Sadler Euan, Porat Talya, Marshall Iain, Hoang Uy, Curcin Vasa, Wolfe Charles D A, McKevitt Christopher
Division of Health and Social Care Research, Faculty of Life Sciences and Medicine, King's College London, London, United Kingdom.
King's Improvement Science, Centre for Implementation Science, Health Service and Population Research Department, Institute of Psychiatry, Psychology and Neuroscience, King's College London, London, United Kingdom.
PLoS One. 2017 May 5;12(5):e0177102. doi: 10.1371/journal.pone.0177102. eCollection 2017.
Stroke, like many long-term conditions, tends to be managed in isolation of its associated risk factors and multimorbidity. With increasing access to clinical and research data there is the potential to combine data from a variety of sources to inform interventions to improve healthcare. A 'Learning Health System' (LHS) is an innovative model of care which transforms integrated data into knowledge to improve healthcare. The objective of this study is to develop a process of engaging stakeholders in the use of clinical and research data to co-produce potential solutions, informed by a LHS, to improve long-term care for stroke survivors with multimorbidity.
We used a stakeholder engagement study design informed by co-production principles to engage stakeholders, including service users, carers, general practitioners and other health and social care professionals, service managers, commissioners of services, policy makers, third sector representatives and researchers. Over a 10 month period we used a range of methods including stakeholder group meetings, focus groups, nominal group techniques (priority setting and consensus building) and interviews. Qualitative data were recorded, transcribed and analysed thematically.

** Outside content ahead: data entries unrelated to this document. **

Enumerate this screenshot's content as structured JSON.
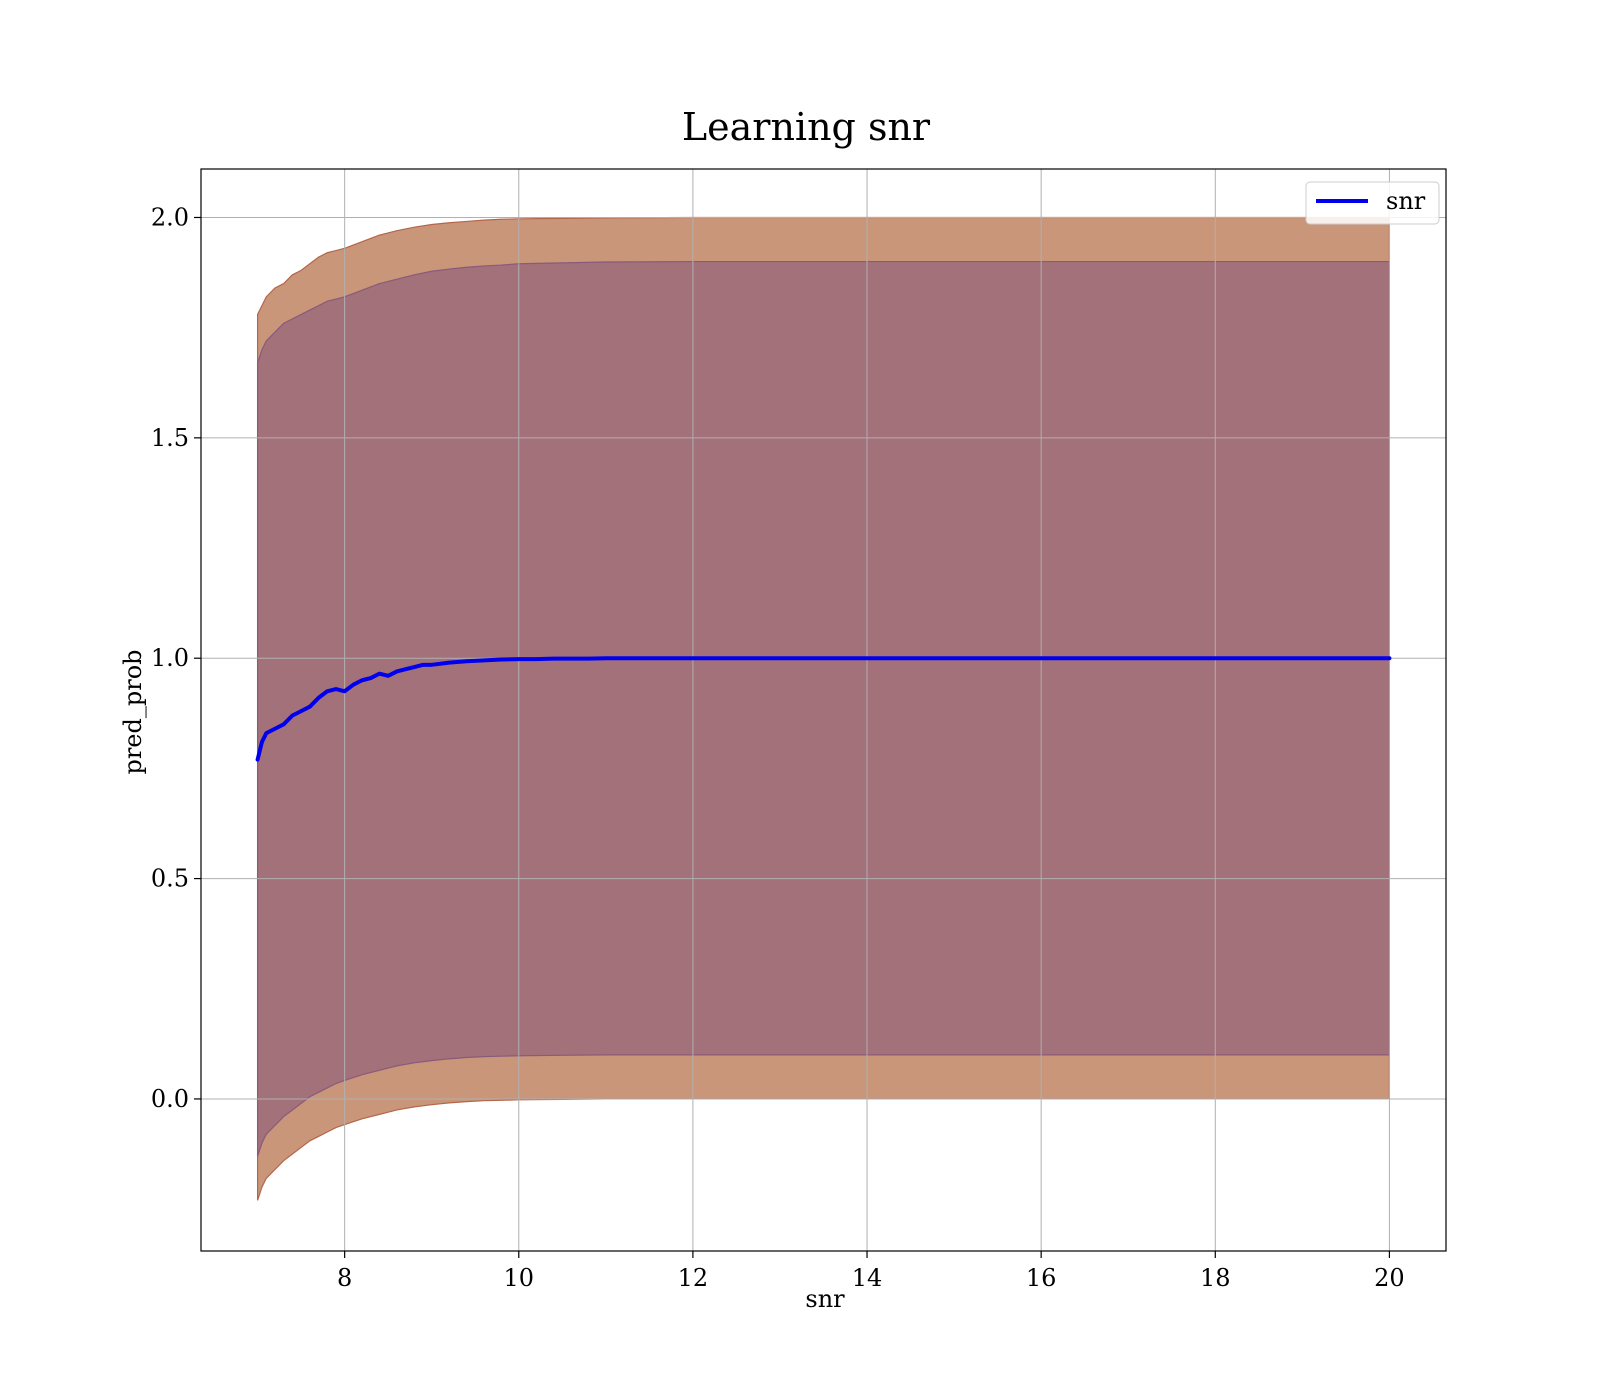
{
  "chart_data": {
    "type": "line",
    "title": "Learning snr",
    "xlabel": "snr",
    "ylabel": "pred_prob",
    "xlim": [
      6.35,
      20.65
    ],
    "ylim": [
      -0.345,
      2.11
    ],
    "xticks": [
      8,
      10,
      12,
      14,
      16,
      18,
      20
    ],
    "yticks": [
      0.0,
      0.5,
      1.0,
      1.5,
      2.0
    ],
    "xtick_labels": [
      "8",
      "10",
      "12",
      "14",
      "16",
      "18",
      "20"
    ],
    "ytick_labels": [
      "0.0",
      "0.5",
      "1.0",
      "1.5",
      "2.0"
    ],
    "grid": true,
    "legend": {
      "position": "top-right",
      "entries": [
        "snr"
      ]
    },
    "series": [
      {
        "name": "snr",
        "color": "#0000ee",
        "x": [
          7.0,
          7.05,
          7.1,
          7.2,
          7.3,
          7.4,
          7.5,
          7.6,
          7.7,
          7.8,
          7.9,
          8.0,
          8.1,
          8.2,
          8.3,
          8.4,
          8.5,
          8.6,
          8.7,
          8.8,
          8.9,
          9.0,
          9.2,
          9.4,
          9.6,
          9.8,
          10.0,
          10.2,
          10.4,
          10.6,
          10.8,
          11.0,
          11.5,
          12.0,
          13.0,
          14.0,
          16.0,
          18.0,
          20.0
        ],
        "y": [
          0.77,
          0.81,
          0.83,
          0.84,
          0.85,
          0.87,
          0.88,
          0.89,
          0.91,
          0.925,
          0.93,
          0.925,
          0.94,
          0.95,
          0.955,
          0.965,
          0.96,
          0.97,
          0.975,
          0.98,
          0.985,
          0.985,
          0.99,
          0.993,
          0.995,
          0.997,
          0.998,
          0.998,
          0.999,
          0.999,
          0.999,
          1.0,
          1.0,
          1.0,
          1.0,
          1.0,
          1.0,
          1.0,
          1.0
        ]
      }
    ],
    "bands": [
      {
        "color": "#c9967a",
        "edge_color": "#b5664a",
        "x": [
          7.0,
          7.05,
          7.1,
          7.2,
          7.3,
          7.4,
          7.5,
          7.6,
          7.7,
          7.8,
          7.9,
          8.0,
          8.2,
          8.4,
          8.6,
          8.8,
          9.0,
          9.2,
          9.4,
          9.6,
          9.8,
          10.0,
          10.5,
          11.0,
          12.0,
          14.0,
          17.0,
          20.0
        ],
        "upper": [
          1.78,
          1.8,
          1.82,
          1.84,
          1.85,
          1.87,
          1.88,
          1.895,
          1.91,
          1.92,
          1.925,
          1.93,
          1.945,
          1.96,
          1.97,
          1.978,
          1.984,
          1.988,
          1.991,
          1.994,
          1.996,
          1.997,
          1.998,
          1.999,
          2.0,
          2.0,
          2.0,
          2.0
        ],
        "lower": [
          -0.23,
          -0.2,
          -0.18,
          -0.16,
          -0.14,
          -0.125,
          -0.11,
          -0.095,
          -0.085,
          -0.075,
          -0.065,
          -0.058,
          -0.045,
          -0.035,
          -0.025,
          -0.018,
          -0.013,
          -0.009,
          -0.006,
          -0.004,
          -0.003,
          -0.002,
          -0.001,
          0.0,
          0.0,
          0.0,
          0.0,
          0.0
        ]
      },
      {
        "color": "#a2717a",
        "edge_color": "#8a5a7a",
        "x": [
          7.0,
          7.05,
          7.1,
          7.2,
          7.3,
          7.4,
          7.5,
          7.6,
          7.7,
          7.8,
          7.9,
          8.0,
          8.2,
          8.4,
          8.6,
          8.8,
          9.0,
          9.2,
          9.4,
          9.6,
          9.8,
          10.0,
          10.5,
          11.0,
          12.0,
          14.0,
          17.0,
          20.0
        ],
        "upper": [
          1.67,
          1.7,
          1.72,
          1.74,
          1.76,
          1.77,
          1.78,
          1.79,
          1.8,
          1.81,
          1.815,
          1.82,
          1.835,
          1.85,
          1.86,
          1.87,
          1.878,
          1.883,
          1.887,
          1.89,
          1.892,
          1.895,
          1.897,
          1.899,
          1.9,
          1.9,
          1.9,
          1.9
        ],
        "lower": [
          -0.13,
          -0.1,
          -0.08,
          -0.06,
          -0.04,
          -0.025,
          -0.01,
          0.005,
          0.015,
          0.025,
          0.035,
          0.042,
          0.055,
          0.065,
          0.075,
          0.082,
          0.087,
          0.091,
          0.094,
          0.096,
          0.097,
          0.098,
          0.099,
          0.1,
          0.1,
          0.1,
          0.1,
          0.1
        ]
      }
    ]
  }
}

37 participants took part in the study. The concept of how data might drive intervention development was difficult to convey and understand. The engagement process led to four priority areas for needs for data and information being identified by stakeholders: 1) improving continuity of care; 2) improving management of mental health consequences; 3) better access to health and social care; and 4) targeting multiple risk factors. These priorities informed preliminary design interventions. The final choice of intervention was agreed by consensus, informed by consideration of the gap in evidence and local service provision, and availability of robust data. This shaped a co-produced decision support tool to improve secondary prevention after stroke for further development.
Stakeholder engagement to identify data-driven solutions is feasible but requires resources. While a number of potential interventions were identified, the final choice rested not just on stakeholder priorities but also on data availability. Further work is required to evaluate the impact and implementation of data-driven interventions for long-term stroke survivors.
与许多慢性病一样,中风往往在孤立于其相关风险因素和多种合并症的情况下进行管理。随着获取临床和研究数据的机会增多,有潜力整合来自各种来源的数据,为改善医疗保健的干预措施提供信息。“学习型健康系统”(LHS)是一种创新的护理模式,它将整合的数据转化为知识以改善医疗保健。本研究的目的是开发一个让利益相关者参与使用临床和研究数据的过程,以便在学习型健康系统的指导下共同产生潜在解决方案,从而改善对患有多种合并症的中风幸存者的长期护理。
我们采用了一种基于共同生产原则的利益相关者参与研究设计,以让包括服务使用者、护理人员、全科医生以及其他健康和社会护理专业人员、服务经理、服务专员、政策制定者、第三部门代表和研究人员在内的利益相关者参与进来。在10个月的时间里,我们使用了一系列方法,包括利益相关者小组会议、焦点小组、名义小组技术(确定优先事项和建立共识)以及访谈。定性数据被记录、转录并进行主题分析。
37名参与者参与了该研究。数据如何推动干预措施发展的概念难以传达和理解。参与过程使利益相关者确定了四个数据和信息需求的优先领域:1)改善护理的连续性;2)改善心理健康后果的管理;3)更好地获得健康和社会护理;4)针对多种风险因素。这些优先事项为初步设计干预措施提供了依据。最终干预措施的选择通过共识达成,这一过程考虑了证据差距和当地服务提供情况以及可靠数据的可用性。这形成了一个共同生产的决策支持工具,以改善中风后的二级预防,供进一步开发。
让利益相关者参与确定数据驱动的解决方案是可行的,但需要资源。虽然确定了一些潜在的干预措施,但最终选择不仅取决于利益相关者的优先事项,还取决于数据的可用性。需要进一步开展工作来评估数据驱动的干预措施对长期中风幸存者的影响和实施情况。